In [None]:
#load libraries
library(embed)
library(themis)
library(vroom)
library(tidyverse)
library(tidymodels)
library(DataExplorer)
library(bonsai)
library(lightgbm)

In [None]:
#read in data
train <- vroom("/kaggle/input/allstate-claims-severity/train.csv")
test <- vroom("/kaggle/input/allstate-claims-severity/test.csv")

**Exploratory Data Analysis**

In [None]:
#eda
plot_correlation(train, type = "continuous") #high correlation off the diagonal

hist(train$loss) #right skewed

train_ex <- train %>%
mutate(loss_ex = log(loss))
hist(train_ex$loss_ex) #log transform makes response more normal

train_ex_2 <- train %>%
mutate(loss_ex_2 = (loss+1)^.25) #transformation as suggested by other winners
hist(train_ex_2$loss_ex_2)


Exploratory analysis shows that some variables have notably high correlation with one another. There are also a lot of variables available to us with these data. This signals that a feature engineering step may be needed to eliminate some variables with high correlation. 

Further exploration shows a right-skewed response. A log transformation makes sense in this scenario with the large numbers. One suggestion from other winners of this competition was to do the following transformation on the response:(loss + 1)^.25. This also results in more normal looking data, however it is still slightly right skewed. After running some models with both the log transformation and the (loss+1)^.25 transformation, I have selected the latter to use in my final model. I will refer to this transformation as the "winner" transformation.

**Transform Response and Create Recipe**

In [None]:
train <- train %>%
    mutate(loss = (loss+1)^.25)

allstate_recipe <- recipe(loss ~ ., train) %>% #w/ winner transformation
  step_lencode_mixed(all_nominal_predictors(), outcome = vars(loss))

The above recipe implements the winner transformation as well uses target encoding on all of the categorical predictors.

**Creating the Model**

In [None]:
#create model
boost_model <- boost_tree(tree_depth=tune(),
                          trees=tune(),
                          learn_rate=tune(),
                         mode = "regression") %>%
              set_engine("lightgbm") #or "xgboost" but lightgbm is faster

#set workflow
boost_wf <- workflow() %>%
  add_recipe(allstate_recipe) %>%
  add_model(boost_model)

This is a boosted model using the lightgbm engine. Tree depth, the number of trees, and learning rate are parameters that will be tuned over. Since the response is numeric, the mode is regression. The model and recipe are then added to a workflow.

**Cross Validation**

In [None]:
#set up tuning grid
boost_tuneGrid <- grid_regular(tree_depth(), trees(), learn_rate(), levels = 3)

#set up cv
boost_folds <- vfold_cv(train, v = 5, repeats = 1)

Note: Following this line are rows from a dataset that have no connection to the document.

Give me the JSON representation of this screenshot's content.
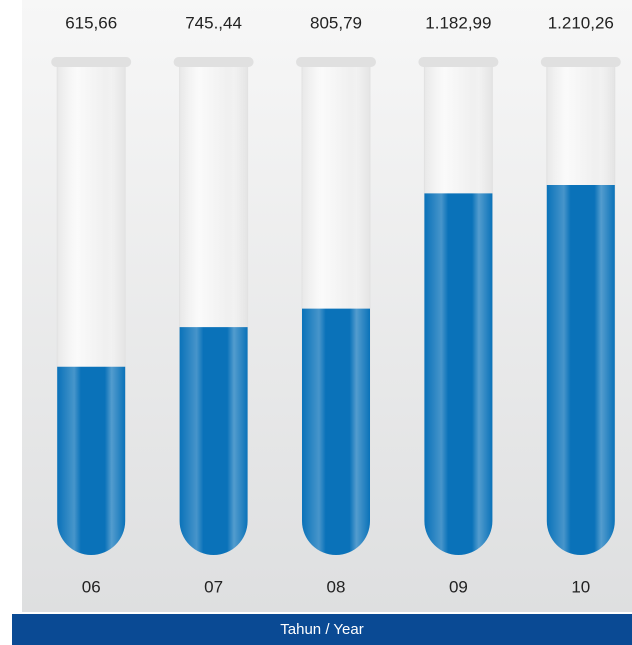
{
  "chart_data": {
    "type": "tube",
    "categories": [
      "06",
      "07",
      "08",
      "09",
      "10"
    ],
    "values": [
      615.66,
      745.44,
      805.79,
      1182.99,
      1210.26
    ],
    "value_labels": [
      "615,66",
      "745.,44",
      "805,79",
      "1.182,99",
      "1.210,26"
    ],
    "color": "#0a72b9",
    "xlabel": "Tahun / Year"
  }
}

CV_boost_results <- boost_wf %>%
  tune_grid(resamples = boost_folds,
            grid = boost_tuneGrid,
            metrics = metric_set(mae))

#find best tuning parameters
bestTune_boost <- CV_boost_results %>%
  select_best("mae") #mean absolute error used by this particular Kaggle comp

In order to find the optimal levels to set for tree depth, tree number, and learning rate, we must perform a cross validation. This will split the data into 5 subsections and use all combinations of those three parameters to see which combination results in the lowest mean absolute error. Mean absolute error was selected as the metric to determine how well the model did with predictions becuase this is what the Kaggle competition is using to score submissions.

**Fit the Model and Make Predictions**

In [None]:
#finalize workflow and fit it
final_boost_wf <- boost_wf %>%
  finalize_workflow(bestTune_boost) %>%
  fit(train)

#make predictions
pred_boost <- predict(final_boost_wf, new_data = test) 

Next, we implement the model with optmial tuning parameters to fit on the traning data. After the model is fit on the traning data, we then make predictions on the test data.  

**Format for Kaggle**

In [None]:
#format for Kaggle
boost_final <- pred_boost %>%
  bind_cols(test) %>%
  select(id,.pred) %>%
  rename(loss = .pred) %>%
  mutate(loss = loss^4-1)

write_csv(boost_final, "boostSubmission.csv")

##SCORE: 1,123.17

The boosted model with the winner transformation and target encoding resulted in a score of 1,123.17. This is the 1,462nd best score of 3,048 competitors.